The hon. Member for Bodmin mentioned—I say this with some pride—that the present Government increased from 60½ per cent. to 661½ per cent. the amount of money going from central Government to local authorities. We also adjusted—I think beneficially—the needs element of the rate support grant. We also cleared off most of the debts that local authorities had and most of their difficulties of last year by an increase of over £1,000 million in the increase order. As a Government we did our level best to help local authorities.
Of course, local authorities are faced at present with inflation, as is the whole nation. Some areas—the hon. Gentleman's area is one of them—face very steep percentage increases. Again I repeat to the hon. Gentleman—percentage of what? The average rate in Cornwall, and in Caradon, is very much below the national average.
I assure the hon. Gentleman that we shall look at the rate support grant formula for next year. It is by no means a perfect instrument. We hope that it can be improved, and I shall endeavour to improve it. I certainly take the hon. Gentleman's point about equalisation. Incidentally, on this matter the Government have made it very clear to regional water authorities that they should proceed with equalisation very cautiously indeed, because it can have some very adverse effects.
The hon. Gentleman mentioned that Wales receives a 36p domestic element as against 18½p for his constituency. But it is not only water; it is the very serious effects of local government reorganisation in Wales—again not our doing—that have led to an astronomic rise in rates in Wales. Indeed, in many areas of Wales the percentage rise is on a par with the percentage rise that his constituents are facing, even despite the fact that we are giving 36p in domestic rate relief to the Welsh authorities.

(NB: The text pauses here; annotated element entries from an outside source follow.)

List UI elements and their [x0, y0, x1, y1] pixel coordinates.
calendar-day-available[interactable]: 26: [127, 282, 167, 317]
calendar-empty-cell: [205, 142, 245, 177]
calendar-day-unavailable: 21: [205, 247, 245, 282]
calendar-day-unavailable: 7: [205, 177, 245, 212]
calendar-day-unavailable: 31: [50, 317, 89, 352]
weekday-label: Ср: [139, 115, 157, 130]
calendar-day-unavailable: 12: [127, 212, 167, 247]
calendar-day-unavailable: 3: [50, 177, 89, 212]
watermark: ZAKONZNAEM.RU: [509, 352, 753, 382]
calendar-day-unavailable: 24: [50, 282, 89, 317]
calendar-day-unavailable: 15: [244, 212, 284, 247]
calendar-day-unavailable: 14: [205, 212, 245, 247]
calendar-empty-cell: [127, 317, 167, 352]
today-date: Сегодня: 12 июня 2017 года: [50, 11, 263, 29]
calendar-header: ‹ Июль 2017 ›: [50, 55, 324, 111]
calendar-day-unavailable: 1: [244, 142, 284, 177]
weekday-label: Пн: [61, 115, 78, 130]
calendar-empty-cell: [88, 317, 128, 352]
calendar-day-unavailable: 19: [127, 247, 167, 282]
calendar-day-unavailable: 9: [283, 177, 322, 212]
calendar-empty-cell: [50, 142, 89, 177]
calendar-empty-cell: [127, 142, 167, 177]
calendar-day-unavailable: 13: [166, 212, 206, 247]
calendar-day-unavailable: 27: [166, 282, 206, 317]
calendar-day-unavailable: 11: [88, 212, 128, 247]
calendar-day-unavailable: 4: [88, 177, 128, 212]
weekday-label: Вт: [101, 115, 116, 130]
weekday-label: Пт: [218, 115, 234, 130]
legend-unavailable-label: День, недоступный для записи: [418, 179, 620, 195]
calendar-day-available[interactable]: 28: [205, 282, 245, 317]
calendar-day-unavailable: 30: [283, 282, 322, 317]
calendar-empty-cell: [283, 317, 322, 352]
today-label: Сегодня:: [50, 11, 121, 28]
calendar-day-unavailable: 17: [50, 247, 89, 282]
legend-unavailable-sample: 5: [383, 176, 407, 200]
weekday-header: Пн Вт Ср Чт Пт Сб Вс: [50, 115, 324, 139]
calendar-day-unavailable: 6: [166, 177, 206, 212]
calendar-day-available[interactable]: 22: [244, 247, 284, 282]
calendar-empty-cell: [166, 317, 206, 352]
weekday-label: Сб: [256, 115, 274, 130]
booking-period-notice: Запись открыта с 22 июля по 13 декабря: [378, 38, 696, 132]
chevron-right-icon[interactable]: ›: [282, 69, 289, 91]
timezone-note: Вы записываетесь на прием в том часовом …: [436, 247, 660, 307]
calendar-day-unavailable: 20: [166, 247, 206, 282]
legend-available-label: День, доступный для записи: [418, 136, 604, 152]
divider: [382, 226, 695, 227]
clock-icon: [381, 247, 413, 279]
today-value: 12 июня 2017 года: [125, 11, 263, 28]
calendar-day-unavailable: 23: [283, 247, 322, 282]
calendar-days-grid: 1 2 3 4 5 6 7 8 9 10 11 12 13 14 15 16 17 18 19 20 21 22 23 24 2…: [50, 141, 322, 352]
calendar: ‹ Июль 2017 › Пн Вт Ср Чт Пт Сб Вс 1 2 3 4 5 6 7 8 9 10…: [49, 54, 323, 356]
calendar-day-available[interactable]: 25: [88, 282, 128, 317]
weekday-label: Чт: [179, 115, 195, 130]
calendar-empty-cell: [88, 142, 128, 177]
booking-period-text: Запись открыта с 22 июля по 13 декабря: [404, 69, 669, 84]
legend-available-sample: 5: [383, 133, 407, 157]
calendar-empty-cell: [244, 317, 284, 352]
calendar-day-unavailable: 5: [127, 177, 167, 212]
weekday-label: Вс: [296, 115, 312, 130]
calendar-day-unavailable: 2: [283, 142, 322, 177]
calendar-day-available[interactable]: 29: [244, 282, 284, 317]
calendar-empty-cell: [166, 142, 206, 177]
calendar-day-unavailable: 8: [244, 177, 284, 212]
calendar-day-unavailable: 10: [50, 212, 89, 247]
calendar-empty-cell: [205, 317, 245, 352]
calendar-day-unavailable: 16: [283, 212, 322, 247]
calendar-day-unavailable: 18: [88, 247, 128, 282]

I assure the hon. Gentleman that we have regard to the fact that Cornwall is a low income area. I am not relying upon Layfield. Whatever the results of 453 the Layfield inquiry produce this year, we shall have the present rating system for this year and next year, and possibly the year after. I take note of, and we shall consider, the question of the low-paid areas. We are trying to deal with them via the rate support grant.
I congratulate the hon. Members for Bodmin and for Truro (Mr. Penhaligon) on bringing to the attention of the House the special problems of the Cornish authorities. We are indeed aware of them. But I must point out that, on the whole, this is 454 an area where rates at present are low, and that in many areas of the country, particularly the conurbations, the rates paid by the average householder are infinitely higher than the rates paid, whatever may be the percentage, by the average ratepayer in most of the Cornish authority areas.
§ Question put and agreed to.
§ Adjourned accordingly at twenty-one minutes past One o'clock.